Stabilisce il capoverso che qualora la perdita non trovi compenso nei precedenti raccolti la riduzione è determinata alla fine dell'affitto, eseguito il conguaglio con i frutti raccolti in tutti gli anni decorsi. Soltanto alla fine dell'affitto potrà venir fatta la compensazione tra le varie raccolte. Non si potrà però parlare di abbuono se in nessuna delle annate si ebbe una perdita di metà almeno del normale raccolto. Così ad es. se un fondo è solito rendere cento quintali di grano e nei tre anni dell'affitto ne ha reso soltanto cinquantuno quintali per ciascun anno, nessuna riduzione di fitto può essere domandata.

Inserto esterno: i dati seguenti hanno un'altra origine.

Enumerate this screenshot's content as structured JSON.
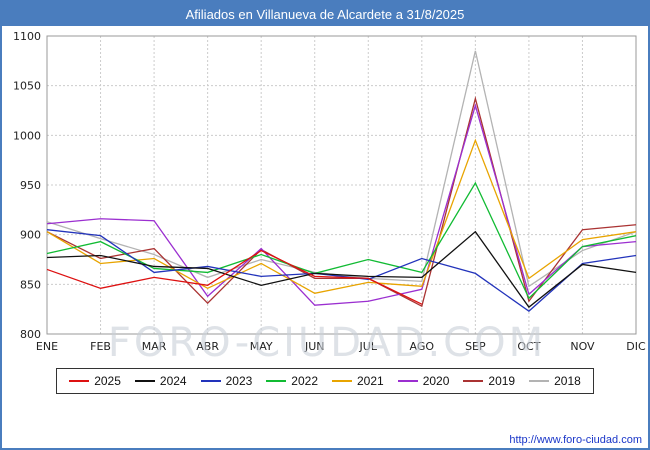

Dovendosi poi il conguaglio eseguire con i frutti raccolti in tutti gli anni, bisognerà tener conto sia delle annate buone che delle cattive.

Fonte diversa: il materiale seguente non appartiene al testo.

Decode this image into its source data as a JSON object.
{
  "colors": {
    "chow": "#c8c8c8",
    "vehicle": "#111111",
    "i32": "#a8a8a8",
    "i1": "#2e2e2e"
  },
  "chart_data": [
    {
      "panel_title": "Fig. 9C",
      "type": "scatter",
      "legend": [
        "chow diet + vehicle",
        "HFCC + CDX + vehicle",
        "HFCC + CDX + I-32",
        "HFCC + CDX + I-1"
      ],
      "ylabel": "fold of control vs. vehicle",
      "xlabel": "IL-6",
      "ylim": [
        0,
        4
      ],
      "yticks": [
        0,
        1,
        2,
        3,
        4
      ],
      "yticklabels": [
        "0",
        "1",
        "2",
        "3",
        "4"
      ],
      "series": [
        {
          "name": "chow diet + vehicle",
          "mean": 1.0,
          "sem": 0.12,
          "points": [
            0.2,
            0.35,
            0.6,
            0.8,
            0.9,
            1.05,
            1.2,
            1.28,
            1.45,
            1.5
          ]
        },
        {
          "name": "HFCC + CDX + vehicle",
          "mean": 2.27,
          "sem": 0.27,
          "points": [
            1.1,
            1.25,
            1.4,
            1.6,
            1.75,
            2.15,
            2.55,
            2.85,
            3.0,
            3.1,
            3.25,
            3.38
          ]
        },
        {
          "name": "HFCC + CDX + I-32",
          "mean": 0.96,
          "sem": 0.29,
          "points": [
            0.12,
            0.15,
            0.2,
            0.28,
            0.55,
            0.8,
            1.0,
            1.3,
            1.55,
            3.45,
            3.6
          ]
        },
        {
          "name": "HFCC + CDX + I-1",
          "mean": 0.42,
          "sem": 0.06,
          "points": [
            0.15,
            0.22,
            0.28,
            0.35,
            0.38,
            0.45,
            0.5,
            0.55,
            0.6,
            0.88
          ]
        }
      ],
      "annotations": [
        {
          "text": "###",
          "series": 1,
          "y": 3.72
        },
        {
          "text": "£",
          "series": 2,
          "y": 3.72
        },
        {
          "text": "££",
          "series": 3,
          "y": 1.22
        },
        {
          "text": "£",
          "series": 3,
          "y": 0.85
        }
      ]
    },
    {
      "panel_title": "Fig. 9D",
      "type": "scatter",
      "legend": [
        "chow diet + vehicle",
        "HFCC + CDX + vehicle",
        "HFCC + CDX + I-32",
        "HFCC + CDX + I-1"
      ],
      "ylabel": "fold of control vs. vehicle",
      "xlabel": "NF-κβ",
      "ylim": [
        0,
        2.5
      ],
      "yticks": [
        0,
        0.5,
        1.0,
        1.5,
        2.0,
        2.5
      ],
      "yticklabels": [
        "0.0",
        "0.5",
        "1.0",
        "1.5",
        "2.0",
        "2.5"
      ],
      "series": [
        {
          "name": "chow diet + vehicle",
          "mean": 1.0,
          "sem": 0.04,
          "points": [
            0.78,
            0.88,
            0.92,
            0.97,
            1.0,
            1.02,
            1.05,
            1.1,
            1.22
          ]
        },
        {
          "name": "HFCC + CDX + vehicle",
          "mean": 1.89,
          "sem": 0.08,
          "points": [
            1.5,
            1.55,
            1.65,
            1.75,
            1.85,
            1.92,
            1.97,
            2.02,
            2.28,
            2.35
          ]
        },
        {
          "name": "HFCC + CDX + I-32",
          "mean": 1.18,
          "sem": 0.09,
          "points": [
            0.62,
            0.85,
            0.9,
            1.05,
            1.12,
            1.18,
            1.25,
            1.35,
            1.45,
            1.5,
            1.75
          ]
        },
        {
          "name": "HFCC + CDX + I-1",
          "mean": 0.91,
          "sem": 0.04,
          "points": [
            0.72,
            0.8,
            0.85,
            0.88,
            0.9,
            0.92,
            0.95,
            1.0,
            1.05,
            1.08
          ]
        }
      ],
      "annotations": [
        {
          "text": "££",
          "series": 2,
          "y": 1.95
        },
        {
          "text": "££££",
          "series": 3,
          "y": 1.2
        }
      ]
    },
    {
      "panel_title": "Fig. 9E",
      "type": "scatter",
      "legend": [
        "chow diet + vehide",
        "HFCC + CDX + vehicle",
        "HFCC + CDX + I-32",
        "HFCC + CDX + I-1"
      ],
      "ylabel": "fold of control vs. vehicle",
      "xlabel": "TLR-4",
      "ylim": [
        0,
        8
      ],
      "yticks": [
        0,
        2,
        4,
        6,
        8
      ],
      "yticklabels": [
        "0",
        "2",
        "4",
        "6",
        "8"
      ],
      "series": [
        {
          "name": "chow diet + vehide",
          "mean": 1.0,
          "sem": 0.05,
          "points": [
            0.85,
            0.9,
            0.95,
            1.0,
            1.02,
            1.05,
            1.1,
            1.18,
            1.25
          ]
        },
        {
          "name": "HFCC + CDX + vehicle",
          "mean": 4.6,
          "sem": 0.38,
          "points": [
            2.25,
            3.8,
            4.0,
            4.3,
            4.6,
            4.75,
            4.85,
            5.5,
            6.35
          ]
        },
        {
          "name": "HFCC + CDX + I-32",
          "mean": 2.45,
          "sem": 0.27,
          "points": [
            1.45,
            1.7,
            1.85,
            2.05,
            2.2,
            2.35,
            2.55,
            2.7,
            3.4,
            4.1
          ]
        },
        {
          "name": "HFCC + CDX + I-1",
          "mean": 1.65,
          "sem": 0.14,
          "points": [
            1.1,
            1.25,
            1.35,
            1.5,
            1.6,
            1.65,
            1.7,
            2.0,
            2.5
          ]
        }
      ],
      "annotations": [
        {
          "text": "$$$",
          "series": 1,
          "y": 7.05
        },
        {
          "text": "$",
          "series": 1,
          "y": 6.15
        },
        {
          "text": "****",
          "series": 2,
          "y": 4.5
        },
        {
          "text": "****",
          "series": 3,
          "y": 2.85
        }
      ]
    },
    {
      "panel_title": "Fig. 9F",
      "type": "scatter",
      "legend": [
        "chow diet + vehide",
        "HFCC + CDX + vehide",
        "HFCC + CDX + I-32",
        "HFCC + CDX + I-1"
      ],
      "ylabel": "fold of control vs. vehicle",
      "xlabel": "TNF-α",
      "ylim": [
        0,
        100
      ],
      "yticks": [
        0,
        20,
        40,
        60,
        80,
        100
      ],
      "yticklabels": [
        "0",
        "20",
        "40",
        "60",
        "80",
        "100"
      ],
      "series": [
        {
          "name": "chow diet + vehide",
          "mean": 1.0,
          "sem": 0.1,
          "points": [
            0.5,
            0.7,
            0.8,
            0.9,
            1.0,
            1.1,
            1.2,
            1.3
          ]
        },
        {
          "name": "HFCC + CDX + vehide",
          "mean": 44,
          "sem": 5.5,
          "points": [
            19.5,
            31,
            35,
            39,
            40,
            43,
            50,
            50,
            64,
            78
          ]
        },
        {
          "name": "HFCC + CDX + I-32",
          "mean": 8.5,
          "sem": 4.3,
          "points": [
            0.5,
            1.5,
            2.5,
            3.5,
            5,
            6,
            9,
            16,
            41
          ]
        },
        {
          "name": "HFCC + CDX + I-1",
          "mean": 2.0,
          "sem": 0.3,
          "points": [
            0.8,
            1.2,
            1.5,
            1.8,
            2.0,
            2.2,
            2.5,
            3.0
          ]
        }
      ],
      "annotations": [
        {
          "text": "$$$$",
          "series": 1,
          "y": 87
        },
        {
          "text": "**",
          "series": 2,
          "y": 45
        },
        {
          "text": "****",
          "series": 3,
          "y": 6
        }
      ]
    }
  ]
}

La riduzione non può mai eccedere la metà del fitto, quale che sia la perdita subita dall'affittuario. Nella riduzione devono essere calcolati gli indennizzi che l'affittuario abbia conseguito o possa conseguire in relazione alla perdita sofferta. Ciò «in ogni caso » e cioè tanto quando il locatore sia intervenuto tanto quando sia rimasto estraneo alle pattuizioni tra l'affittuario e il terzo (di regola istituto assicuratore). Con ciò il locatore non trae alcun ingiusto arricchimento, dato il diritto di surrogazione dell'assicuratore sino alla concorrenza dell'ammontare dell'indennità verso il locatore a norma dell'art. 1916 del codice.
La prova della perdita dei raccolti spetta all'affittuario che chiede la riduzione del fitto. La prova dell'abbondanza dei raccolti precedenti, dovrebbe incombere al locatore che eccepisce l'inammissibilità della domanda, ma in realtà non si tratta di una vera e propria eccezione, ma della prova di un estremo dell'azione promossa dal conduttore per ottenere la riduzione. L'affittuario deve dimostrare la realtà della perdita sofferta che, per essere tale, non deve essere compensata dalle altre raccolte e quindi deve provare anche l'entità delle raccolte precedenti.
Poiché all'affittuario che ha subito una grave perdita e non è compensato dai precedenti raccolti può essere gravoso di pagare l'intero fitto e di attendere lo scadere del contratto per veder eseguito il conguaglio, l'autorità giudiziaria può, in via provvisoria, dispensare l'affittuario dal pagamento di una parte del fitto che sia proporzionale alla perdita subita. L'istanza va proposta dall'affittuario sia con azione che con eccezione.